Geometry Difference between Messenger and Kilo TT...
Hey all, I'm planning a purchase soon, and am currently torn between two bikes. Initially I wanted the messenger, as it comes with two brakes and is the same price as the Kilo TT, but after some thought, and watching some track racing, I realized I might actually want to race at some point, and the supposedly more "track" geometry of the Kilo TT brought me to that bike.
A post on another thread provoked some deeper thought, and I'd like other opinions:
Originally Posted by K_phomma
"The windsor is a road geo
Kilo is a track geo"
Most people on this forum (mis)judge the handling of a bike by how "steep" and "tight" it looks, but looks can be decieving.
Assuming the provided geometry charts for these bikes are correct, the Hour and Kilo TT frames have very similar geometry. See for yourself. The headtube angle of the Kilo TT ranges from 72-73.5 degrees. Thats hardly "track". The larger sizes of the Hour have a 75 degree HT angle, so if steep headtube angles are "track geo", the largest Hour frames are the most "track geo".

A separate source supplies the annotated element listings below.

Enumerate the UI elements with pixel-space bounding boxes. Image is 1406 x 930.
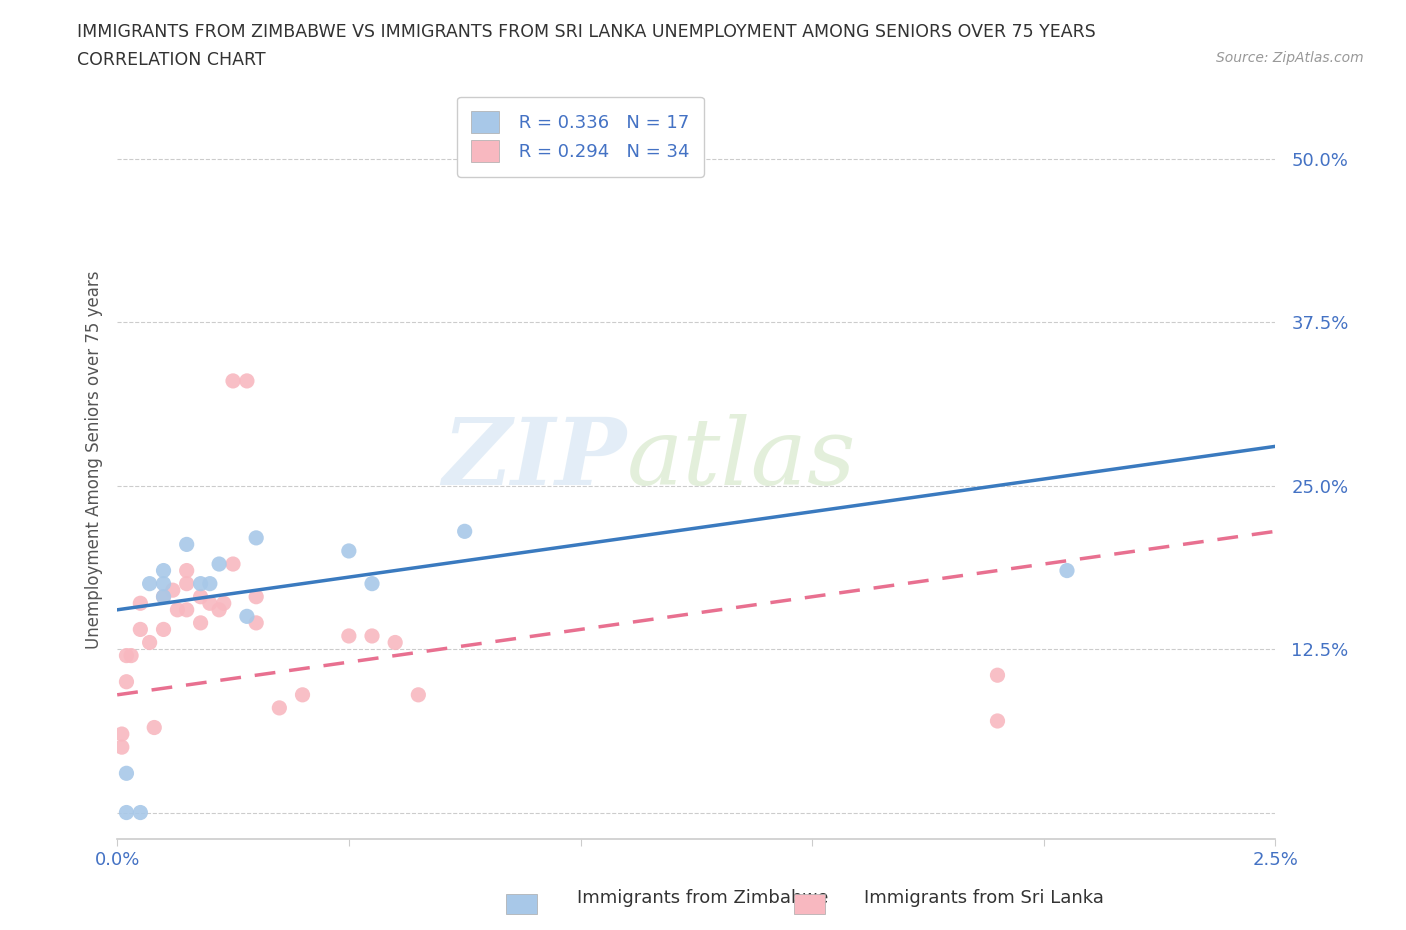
Point — [115, 766, 138, 781]
Point — [190, 616, 212, 631]
Legend:  R = 0.336   N = 17,  R = 0.294   N = 34: R = 0.336 N = 17, R = 0.294 N = 34 — [457, 97, 704, 177]
Point — [361, 577, 384, 591]
Point — [208, 603, 231, 618]
Point — [152, 590, 174, 604]
Point — [120, 648, 142, 663]
Point — [198, 596, 221, 611]
Point — [212, 596, 235, 611]
Point — [384, 635, 406, 650]
Point — [208, 556, 231, 571]
Text: ZIP: ZIP — [443, 415, 627, 504]
Text: IMMIGRANTS FROM ZIMBABWE VS IMMIGRANTS FROM SRI LANKA UNEMPLOYMENT AMONG SENIORS: IMMIGRANTS FROM ZIMBABWE VS IMMIGRANTS F… — [77, 23, 1097, 41]
Point — [453, 524, 475, 538]
Point — [1056, 564, 1078, 578]
Point — [986, 713, 1008, 728]
Point — [337, 543, 360, 558]
Point — [129, 805, 152, 820]
Point — [245, 616, 267, 631]
Point — [143, 720, 166, 735]
Point — [408, 687, 430, 702]
Text: Source: ZipAtlas.com: Source: ZipAtlas.com — [1216, 51, 1364, 65]
Point — [361, 629, 384, 644]
Point — [176, 537, 198, 551]
Point — [222, 556, 245, 571]
Point — [190, 590, 212, 604]
Point — [245, 590, 267, 604]
Point — [166, 603, 188, 618]
Point — [115, 648, 138, 663]
Point — [129, 622, 152, 637]
Text: atlas: atlas — [627, 415, 856, 504]
Point — [152, 577, 174, 591]
Point — [245, 530, 267, 545]
Point — [111, 726, 134, 741]
Point — [129, 596, 152, 611]
Point — [337, 629, 360, 644]
Point — [986, 668, 1008, 683]
Point — [115, 674, 138, 689]
Point — [111, 739, 134, 754]
Text: Immigrants from Sri Lanka: Immigrants from Sri Lanka — [865, 889, 1104, 907]
Point — [176, 564, 198, 578]
Point — [176, 577, 198, 591]
Point — [152, 622, 174, 637]
Y-axis label: Unemployment Among Seniors over 75 years: Unemployment Among Seniors over 75 years — [86, 270, 103, 648]
Point — [162, 583, 184, 598]
Point — [152, 564, 174, 578]
Text: CORRELATION CHART: CORRELATION CHART — [77, 51, 266, 69]
Point — [115, 805, 138, 820]
Point — [190, 577, 212, 591]
Point — [236, 609, 259, 624]
Point — [152, 590, 174, 604]
Point — [222, 374, 245, 389]
Point — [138, 635, 160, 650]
Point — [138, 577, 160, 591]
Point — [236, 374, 259, 389]
Text: Immigrants from Zimbabwe: Immigrants from Zimbabwe — [578, 889, 828, 907]
Point — [176, 603, 198, 618]
Point — [291, 687, 314, 702]
Point — [198, 577, 221, 591]
Point — [269, 700, 291, 715]
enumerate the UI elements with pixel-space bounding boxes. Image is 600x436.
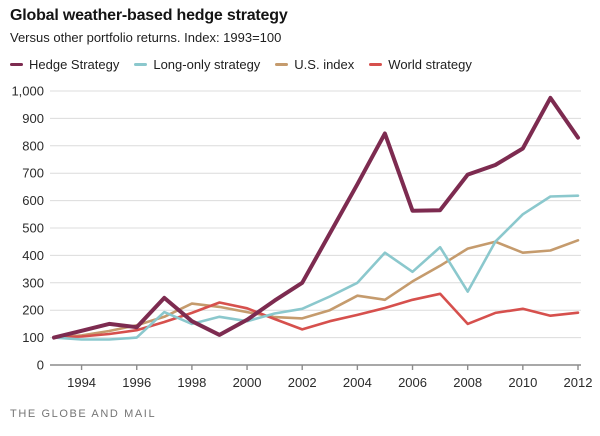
y-tick-label: 600 — [22, 193, 44, 208]
x-tick-label: 1994 — [67, 375, 96, 390]
source-credit: THE GLOBE AND MAIL — [10, 408, 157, 420]
page-title: Global weather-based hedge strategy — [10, 7, 288, 24]
legend-label: U.S. index — [294, 57, 355, 72]
y-tick-label: 1,000 — [11, 85, 44, 99]
x-tick-label: 2006 — [398, 375, 427, 390]
x-tick-label: 2004 — [343, 375, 372, 390]
legend-item-1: Long-only strategy — [134, 57, 260, 72]
legend-swatch-icon — [10, 62, 23, 67]
x-tick-label: 2012 — [564, 375, 593, 390]
x-tick-label: 2002 — [288, 375, 317, 390]
legend-label: Long-only strategy — [153, 57, 261, 72]
x-tick-label: 2000 — [233, 375, 262, 390]
y-tick-label: 100 — [22, 330, 44, 345]
series-line-world-strategy — [52, 292, 580, 339]
y-tick-label: 300 — [22, 275, 44, 290]
line-chart: 0 100 200 300 400 500 600 700 800 900 1,000 1994 199… — [11, 85, 593, 390]
y-tick-label: 200 — [22, 303, 44, 318]
x-tick-label: 2008 — [453, 375, 482, 390]
legend-label: World strategy — [388, 57, 472, 72]
legend-swatch-icon — [275, 62, 289, 67]
x-tick-label: 2010 — [508, 375, 537, 390]
x-tick-label: 1996 — [122, 375, 151, 390]
legend-item-2: U.S. index — [275, 57, 354, 72]
y-tick-label: 800 — [22, 138, 44, 153]
legend-swatch-icon — [369, 62, 383, 67]
x-tick-label: 1998 — [177, 375, 206, 390]
series-line-long-only-strategy — [52, 194, 580, 341]
y-tick-label: 400 — [22, 248, 44, 263]
chart-legend: Hedge Strategy Long-only strategy U.S. ind… — [10, 57, 472, 72]
legend-item-0: Hedge Strategy — [10, 57, 119, 72]
chart-subtitle: Versus other portfolio returns. Index: 1… — [10, 30, 282, 45]
series-line-hedge-strategy — [52, 95, 580, 340]
legend-label: Hedge Strategy — [29, 57, 120, 72]
y-tick-label: 700 — [22, 166, 44, 181]
y-tick-label: 900 — [22, 111, 44, 126]
y-tick-label: 500 — [22, 221, 44, 236]
y-tick-label: 0 — [37, 358, 44, 373]
legend-swatch-icon — [134, 62, 148, 67]
legend-item-3: World strategy — [369, 57, 472, 72]
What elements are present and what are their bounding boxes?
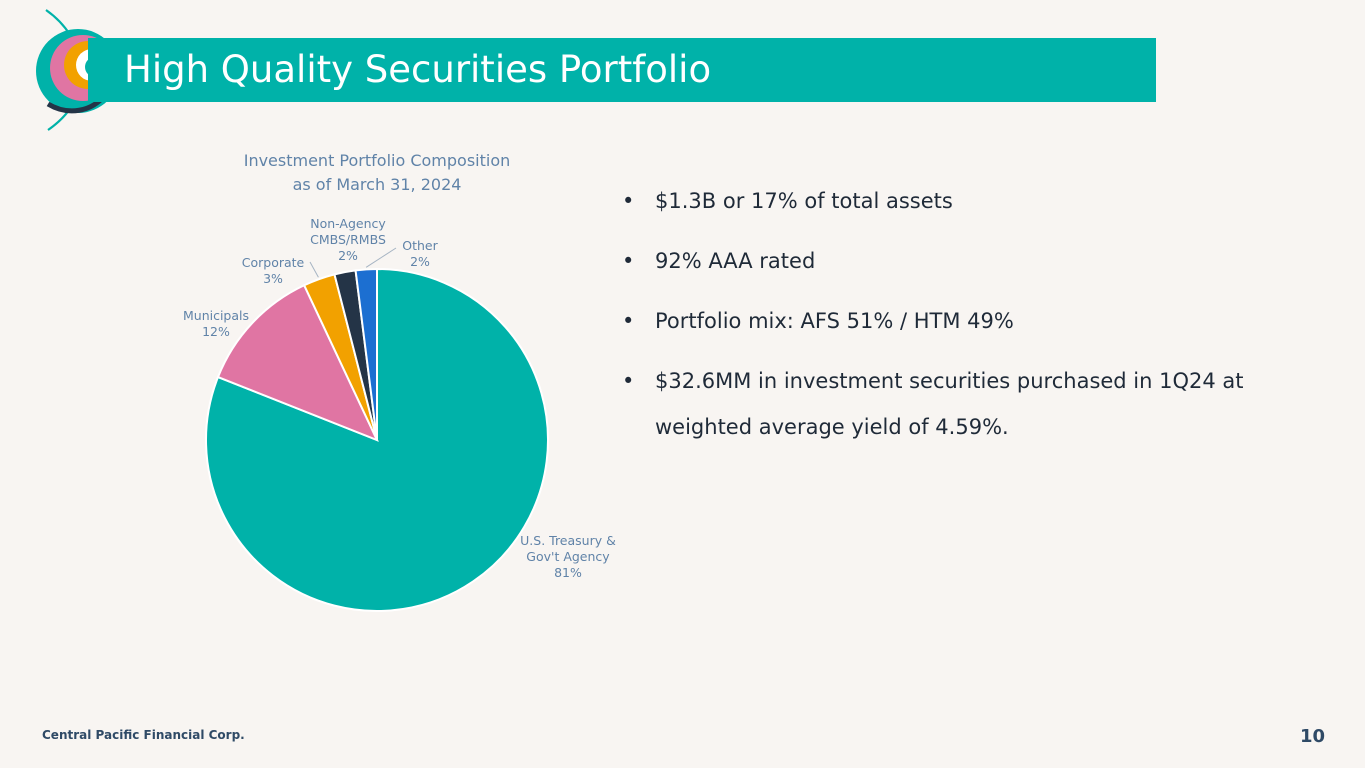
bullet-item: • Portfolio mix: AFS 51% / HTM 49% <box>622 298 1302 344</box>
bullet-text: $32.6MM in investment securities purchas… <box>655 369 1244 439</box>
slice-label: CMBS/RMBS <box>310 232 386 247</box>
title-bar <box>88 38 1156 102</box>
label-leader-line <box>365 247 397 268</box>
pie-slice <box>354 267 378 441</box>
bullet-text: $1.3B or 17% of total assets <box>655 189 953 213</box>
bullet-marker: • <box>622 249 635 273</box>
slice-label: U.S. Treasury & <box>520 533 616 548</box>
slice-label: Municipals <box>183 308 249 323</box>
bullet-text: Portfolio mix: AFS 51% / HTM 49% <box>655 309 1014 333</box>
pie-slice <box>216 283 379 442</box>
label-leader-line <box>309 261 319 278</box>
key-points-list: • $1.3B or 17% of total assets • 92% AAA r… <box>622 178 1302 464</box>
page-title: High Quality Securities Portfolio <box>124 48 712 91</box>
slice-label: Non-Agency <box>310 216 386 231</box>
bullet-text: 92% AAA rated <box>655 249 816 273</box>
bullet-marker: • <box>622 309 635 333</box>
chart-title-line-2: as of March 31, 2024 <box>293 175 462 194</box>
bullet-item: • 92% AAA rated <box>622 238 1302 284</box>
page-number: 10 <box>1299 726 1325 747</box>
slice-label: Other <box>402 238 438 253</box>
slice-label: 2% <box>338 248 358 263</box>
bullet-item: • $32.6MM in investment securities purcha… <box>622 358 1302 450</box>
footer-company-name: Central Pacific Financial Corp. <box>42 728 245 742</box>
slice-label: Corporate <box>242 255 305 270</box>
chart-title-line-1: Investment Portfolio Composition <box>244 151 511 170</box>
slice-label: Gov't Agency <box>526 549 610 564</box>
bullet-item: • $1.3B or 17% of total assets <box>622 178 1302 224</box>
slice-label: 12% <box>202 324 230 339</box>
slice-label: 3% <box>263 271 283 286</box>
slice-label: 81% <box>554 565 582 580</box>
slice-label: 2% <box>410 254 430 269</box>
bullet-marker: • <box>622 189 635 213</box>
bullet-marker: • <box>622 369 635 393</box>
pie-slice <box>205 267 549 612</box>
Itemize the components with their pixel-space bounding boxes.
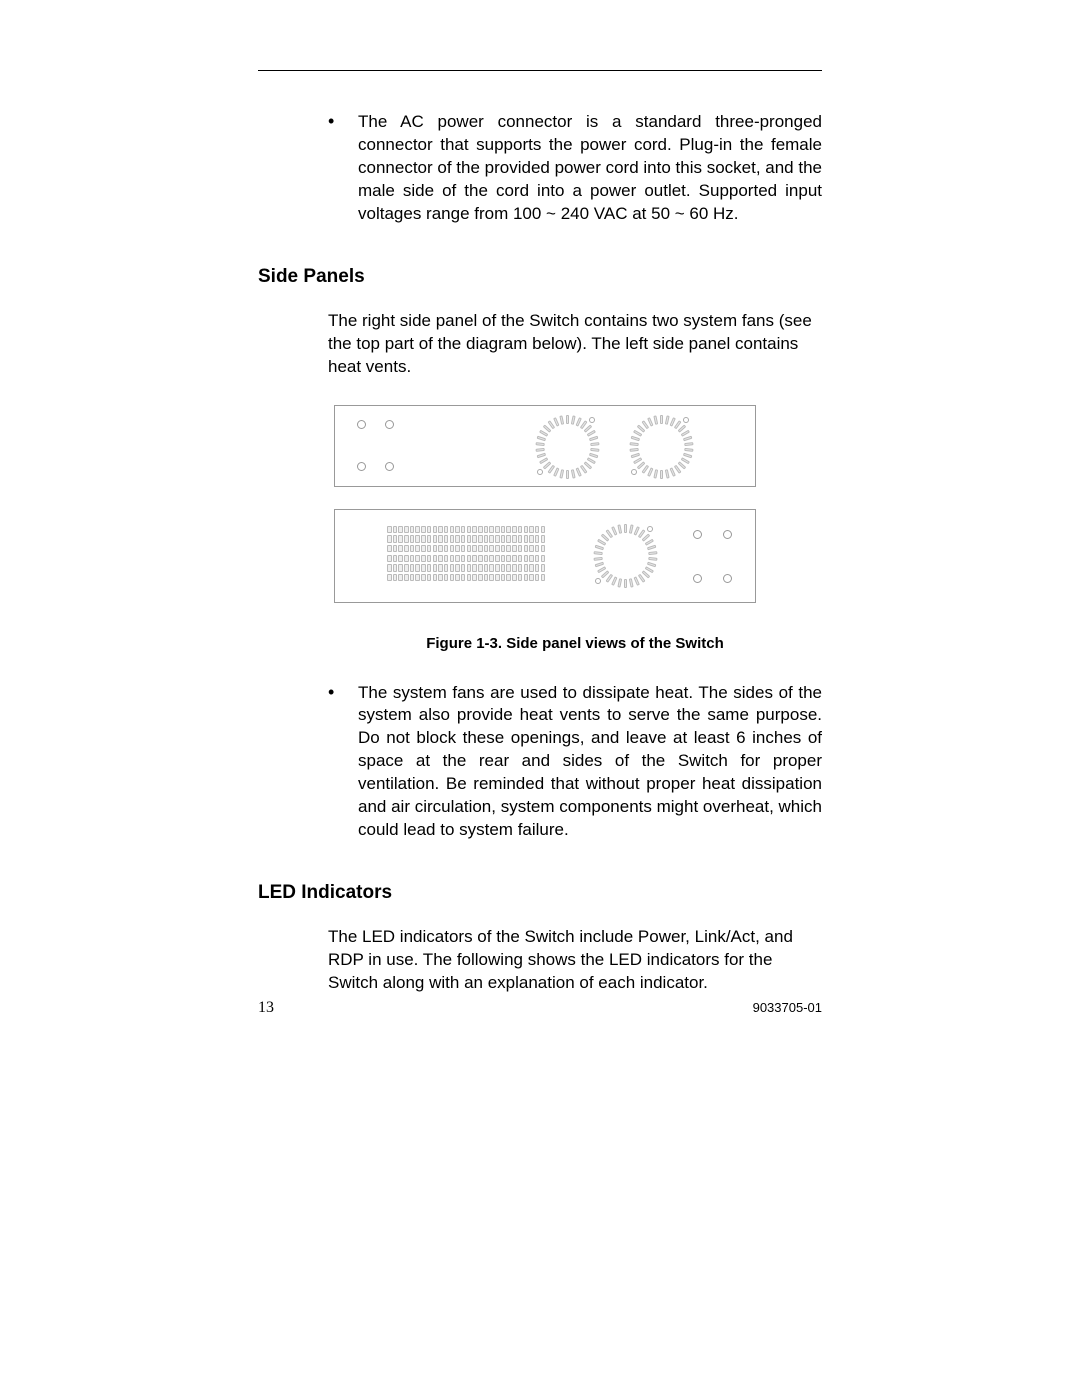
bullet-system-fans-text: The system fans are used to dissipate he… xyxy=(358,682,822,843)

The fork rake (offset) for the Hour is not provided, so its hard to judge exactly how this bikes handles. However the Kilo TT fork has 40mm of rake for all but the smallest size. Thats not much rake for a road-like geometry frame, and I suspect they did it to make the bike look tighter. But this combo of frame and fork is actually going to result in more trail than is typical for either a road bike or a track bike, thus giving the Kilo TT more sluggish handling than even most road bikes. LOL. Track-bike indeed.
Does the geometry make that much difference in the real world?
The geometries of these cheap Bikesdirect entries do not appear to be very different, that is if the geometry charts are accurate. The geometries vary more between sizes than they do between models. For a beginner, the subtle handling difference between two similar bikes isn't going to mean much, if you can even really feel the difference at all. As you gain experience, geometry differences may become more apparent and more relevant to how you choose a bike. By the time you reach that point, if ever, you will have no doubt moved way way beyond wanting to buy and ride cheap bikesdirect bikes.
To summarize...the differences appear to be minor and to most recreational cyclists aren't going to amount to significant real-world differences in how these bikes ride. For a beginner, any of these bikes will do fine on the road or track.